Optimization and Implementation of LBM Benchmark on Multithreaded GPU
Nat. Lab. for Parallel & Distrib. Process., Nat. Univ. of Defense Technol., Changsha, China
International Conference on Data Storage and Data Engineering (DSDE), 2010, DSDE, pp.116-122
@conference{ren2010optimization,
title={Optimization and Implementation of LBM benchmark on Multithreaded GPU},
author={Ren, X. and Tang, Y. and Wang, G. and Tang, T. and Fang, X.},
booktitle={2010 International Conference on Data Storage and Data Engineering},
pages={116–122},
year={2010},
organization={IEEE}
}
With fast development of transistor technology, Graphic Processing Unit(GPU) is increasingly used in the non-graphics applications, and major GPU hardware vendors have introduced software stacks for their own GPUs, such as Brook+ for AMD GPU. Compared with the traditional parallel systems, heterogeneous systems integerating stream-based multi-threaded GPUs provide higher parallel computing capabilities with lower cost.

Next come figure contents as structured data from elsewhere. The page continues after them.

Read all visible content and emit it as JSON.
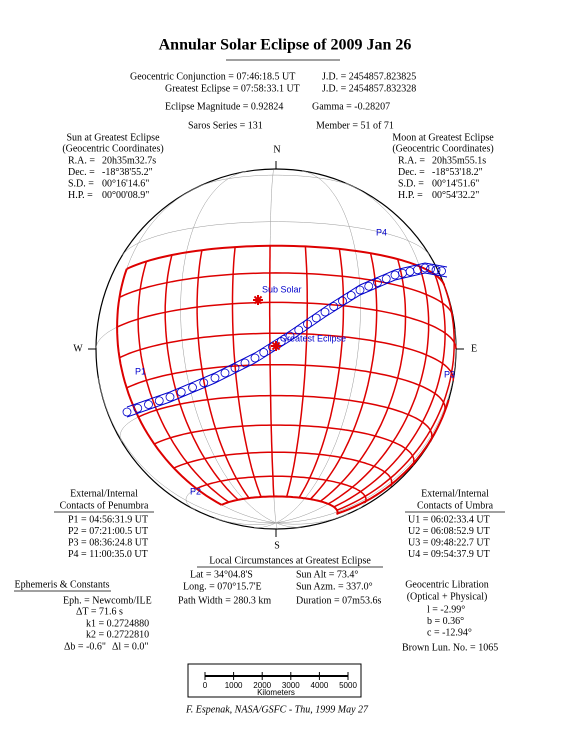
{
  "header": {
    "title": "Annular Solar Eclipse of 2009 Jan 26",
    "rows": [
      [
        "Geocentric Conjunction = 07:46:18.5 UT",
        "J.D. = 2454857.823825"
      ],
      [
        "Greatest Eclipse = 07:58:33.1 UT",
        "J.D. = 2454857.832328"
      ],
      [
        "Eclipse Magnitude = 0.92824",
        "Gamma = -0.28207"
      ],
      [
        "Saros Series = 131",
        "Member = 51 of 71"
      ]
    ]
  },
  "sun": {
    "title": [
      "Sun at Greatest Eclipse",
      "(Geocentric Coordinates)"
    ],
    "rows": [
      [
        "R.A. =",
        "20h35m32.7s"
      ],
      [
        "Dec. =",
        "-18°38'55.2\""
      ],
      [
        "S.D. =",
        "00°16'14.6\""
      ],
      [
        "H.P. =",
        "00°00'08.9\""
      ]
    ]
  },
  "moon": {
    "title": [
      "Moon at Greatest Eclipse",
      "(Geocentric Coordinates)"
    ],
    "rows": [
      [
        "R.A. =",
        "20h35m55.1s"
      ],
      [
        "Dec. =",
        "-18°53'18.2\""
      ],
      [
        "S.D. =",
        "00°14'51.6\""
      ],
      [
        "H.P. =",
        "00°54'32.2\""
      ]
    ]
  },
  "compass": {
    "n": "N",
    "s": "S",
    "w": "W",
    "e": "E"
  },
  "map_labels": {
    "sub_solar": "Sub Solar",
    "greatest_eclipse": "Greatest Eclipse",
    "p1": "P1",
    "p2": "P2",
    "p3": "P3",
    "p4": "P4"
  },
  "penumbra": {
    "title": [
      "External/Internal",
      "Contacts of Penumbra"
    ],
    "rows": [
      "P1 = 04:56:31.9 UT",
      "P2 = 07:21:00.5 UT",
      "P3 = 08:36:24.8 UT",
      "P4 = 11:00:35.0 UT"
    ]
  },
  "umbra": {
    "title": [
      "External/Internal",
      "Contacts of Umbra"
    ],
    "rows": [
      "U1 = 06:02:33.4 UT",
      "U2 = 06:08:52.9 UT",
      "U3 = 09:48:22.7 UT",
      "U4 = 09:54:37.9 UT"
    ]
  },
  "local": {
    "title": "Local Circumstances at Greatest Eclipse",
    "rows": [
      [
        "Lat = 34°04.8'S",
        "Sun Alt = 73.4°"
      ],
      [
        "Long. = 070°15.7'E",
        "Sun Azm. = 337.0°"
      ],
      [
        "Path Width = 280.3 km",
        "Duration = 07m53.6s"
      ]
    ]
  },
  "ephemeris": {
    "title": "Ephemeris & Constants",
    "rows": [
      "Eph. = Newcomb/ILE",
      "ΔT = 71.6 s",
      "k1 = 0.2724880",
      "k2 = 0.2722810",
      "Δb = -0.6\"",
      "Δl = 0.0\""
    ]
  },
  "libration": {
    "title": [
      "Geocentric Libration",
      "(Optical + Physical)"
    ],
    "rows": [
      "l = -2.99°",
      "b = 0.36°",
      "c = -12.94°"
    ],
    "lunation": "Brown Lun. No. = 1065"
  },
  "scale": {
    "ticks": [
      0,
      1000,
      2000,
      3000,
      4000,
      5000
    ],
    "unit": "Kilometers"
  },
  "footer": "F. Espenak, NASA/GSFC - Thu, 1999 May 27"
}
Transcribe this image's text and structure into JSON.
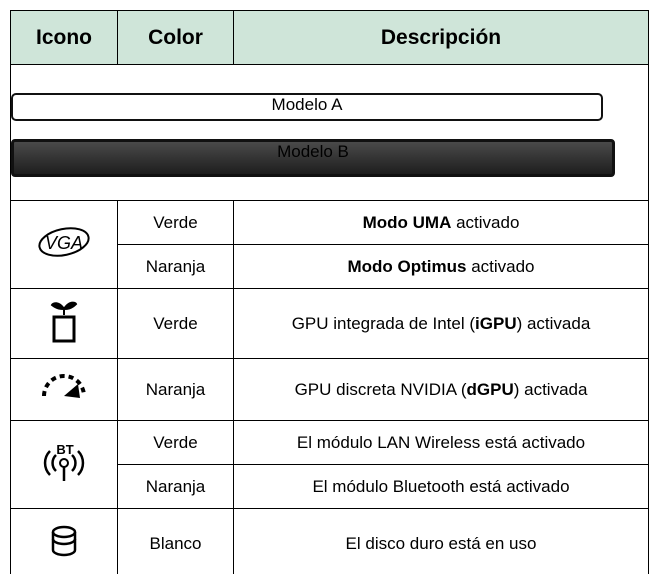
{
  "header": {
    "columns": [
      "Icono",
      "Color",
      "Descripción"
    ]
  },
  "models": [
    "Modelo A",
    "Modelo B"
  ],
  "rows": [
    {
      "icon_label": "VGA",
      "colors": [
        "Verde",
        "Naranja"
      ],
      "descriptions": [
        {
          "bold": "Modo UMA",
          "after": " activado"
        },
        {
          "bold": "Modo Optimus",
          "after": " activado"
        }
      ]
    },
    {
      "colors": [
        "Verde"
      ],
      "descriptions": [
        {
          "before": "GPU integrada de Intel (",
          "bold": "iGPU",
          "after": ") activada"
        }
      ]
    },
    {
      "colors": [
        "Naranja"
      ],
      "descriptions": [
        {
          "before": "GPU discreta NVIDIA (",
          "bold": "dGPU",
          "after": ") activada"
        }
      ]
    },
    {
      "icon_label": "BT",
      "colors": [
        "Verde",
        "Naranja"
      ],
      "descriptions": [
        {
          "before": "El módulo LAN Wireless está activado"
        },
        {
          "before": "El módulo Bluetooth está activado"
        }
      ]
    },
    {
      "colors": [
        "Blanco"
      ],
      "descriptions": [
        {
          "before": "El disco duro está en uso"
        }
      ]
    }
  ]
}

However, porting traditional applications to the heterogeneous systems makes new demand of application optimization on GPU. Based on the AMD’s Brook+ platform, we explored application optimization features on AMD GPU by optimizing and implementing the benchmark LBM from SPEC2006. To improve the program locality, we optimized the original data layout of LBM. Using the short vector data types mechanism provided by Brook+, we also optimized the GPU’s bandwidth utilization and its thread processors’ efficiency. Through the branch elimination technique, we reduced the performance lose caused by branch divergences in the kernel, which is due to the GPU’s SIMD executing mode. The experiment results show that data layout, memory bandwidth, branch paths and other factors have a close effect on the performance of program execution on the GPU. Through all the optimizations, we finally got a speedup of 22x (single-precision) and 19x (double-precision) over the original serial benchmark code on a Quad-core CPU, and a speedup of 4x (single-precision) and 8.7x (double-precision) over the original OMP benchmark code on a 8-core CPU.